Dlaczego podziwiany silnik znika?

Silnik BMW B57
fot. BMW

Jeden z niewielu dieslów quad turbo na świecie zasilał kilka bogatych wersji BMW. Znaleźć go można było X5, X6, X7, M5 czy serii 7. Dość powiedzieć, że w najostrzejszej specyfikacji (400 KM) prawie 2,5-tonowe BMW X5 było w stanie osiągnąć setkę w 5,2 sekundy. Choć wydajność była imponująca, ta wybitna jednostka przegrała z unijnymi biurokratami tudzież ekoaktywistami.

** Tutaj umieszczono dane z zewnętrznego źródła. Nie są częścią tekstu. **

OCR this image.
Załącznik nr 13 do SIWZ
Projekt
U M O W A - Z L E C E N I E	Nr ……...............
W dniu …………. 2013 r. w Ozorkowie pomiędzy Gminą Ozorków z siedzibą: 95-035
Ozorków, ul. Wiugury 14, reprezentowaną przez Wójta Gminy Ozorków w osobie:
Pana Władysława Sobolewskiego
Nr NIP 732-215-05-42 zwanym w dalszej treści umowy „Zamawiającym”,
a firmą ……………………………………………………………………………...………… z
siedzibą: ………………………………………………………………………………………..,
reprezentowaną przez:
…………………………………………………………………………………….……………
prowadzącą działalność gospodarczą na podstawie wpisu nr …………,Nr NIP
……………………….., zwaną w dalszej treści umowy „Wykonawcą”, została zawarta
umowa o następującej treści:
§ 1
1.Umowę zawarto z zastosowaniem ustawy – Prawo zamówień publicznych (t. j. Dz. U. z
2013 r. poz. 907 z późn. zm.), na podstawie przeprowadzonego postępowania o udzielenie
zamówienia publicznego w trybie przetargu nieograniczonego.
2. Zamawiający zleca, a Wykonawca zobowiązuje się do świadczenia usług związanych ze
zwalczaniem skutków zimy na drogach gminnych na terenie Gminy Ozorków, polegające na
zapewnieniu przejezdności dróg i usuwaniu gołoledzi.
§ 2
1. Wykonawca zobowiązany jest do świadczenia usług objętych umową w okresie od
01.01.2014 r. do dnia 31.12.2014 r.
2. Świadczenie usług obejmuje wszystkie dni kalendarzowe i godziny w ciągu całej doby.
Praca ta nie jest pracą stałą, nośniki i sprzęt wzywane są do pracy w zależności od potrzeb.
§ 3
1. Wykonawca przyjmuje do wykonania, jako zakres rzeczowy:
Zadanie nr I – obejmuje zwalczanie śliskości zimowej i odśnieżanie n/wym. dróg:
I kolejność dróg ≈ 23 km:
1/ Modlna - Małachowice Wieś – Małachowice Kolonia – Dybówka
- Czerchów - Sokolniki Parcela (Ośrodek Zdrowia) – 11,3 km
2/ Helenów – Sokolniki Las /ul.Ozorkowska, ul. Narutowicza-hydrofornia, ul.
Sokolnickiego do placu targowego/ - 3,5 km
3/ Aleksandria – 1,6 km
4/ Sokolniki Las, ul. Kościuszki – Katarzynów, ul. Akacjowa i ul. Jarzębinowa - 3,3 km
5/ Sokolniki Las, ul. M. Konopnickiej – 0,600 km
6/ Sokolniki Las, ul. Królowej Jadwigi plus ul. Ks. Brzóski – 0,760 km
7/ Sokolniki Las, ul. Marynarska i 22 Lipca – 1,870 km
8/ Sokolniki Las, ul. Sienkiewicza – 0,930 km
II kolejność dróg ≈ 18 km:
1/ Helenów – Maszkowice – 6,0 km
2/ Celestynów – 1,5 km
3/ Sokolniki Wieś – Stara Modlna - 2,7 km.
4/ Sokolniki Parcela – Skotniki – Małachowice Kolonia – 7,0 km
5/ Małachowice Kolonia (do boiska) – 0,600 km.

Konstrukcja dalece odstawała od coraz bardziej zaostrzanych norm emisji spalin. W przypadku ciężkich SUV-ów, silnik potrafił „wydychać” aż 247 g/km CO2, gdzie norma to 95 g/km. Za każdy nadprogramowy wynik nowozarejestrowanego samochodu producenci muszą zapłacić 95 euro. Zatem w przypadku BMW X7 to 153 euro (ok. 675 zł) na egzemplarzu. Gdy zaczniemy to mnożyć w tysiącach przestaje być to opłacalna zabawa.

Zmierzch ekscytujących silników?

BMW wyprawi wyjątkowe pożegnanie mocarnemu dieslowi
fot. BMW

W przypadku zasłużonych jednostek, producenci lubią wydawać im wyjątkowe pożegnania. Tak jak Subaru uhonorowało kultowego boksera EJ20 wypuszczając WRX STi EJ20 Final Edition, tak BMW zdecydowało się na „ostateczne edycje” BMW X5 M50d oraz X7. Pojazdy będą niezwykle bogato wyposażone, a do tego nie zabraknie specjalnych oznaczeń „Final Edition”.

Pożegnanie może i godne, ale niestety napawa to optymizmem w kwestii przyszłości takich silników jak V12 czy nawet V8. Coraz więcej producentów będzie musiało podejmować trudne decyzje o wygaszaniu paliwożernych jednostek.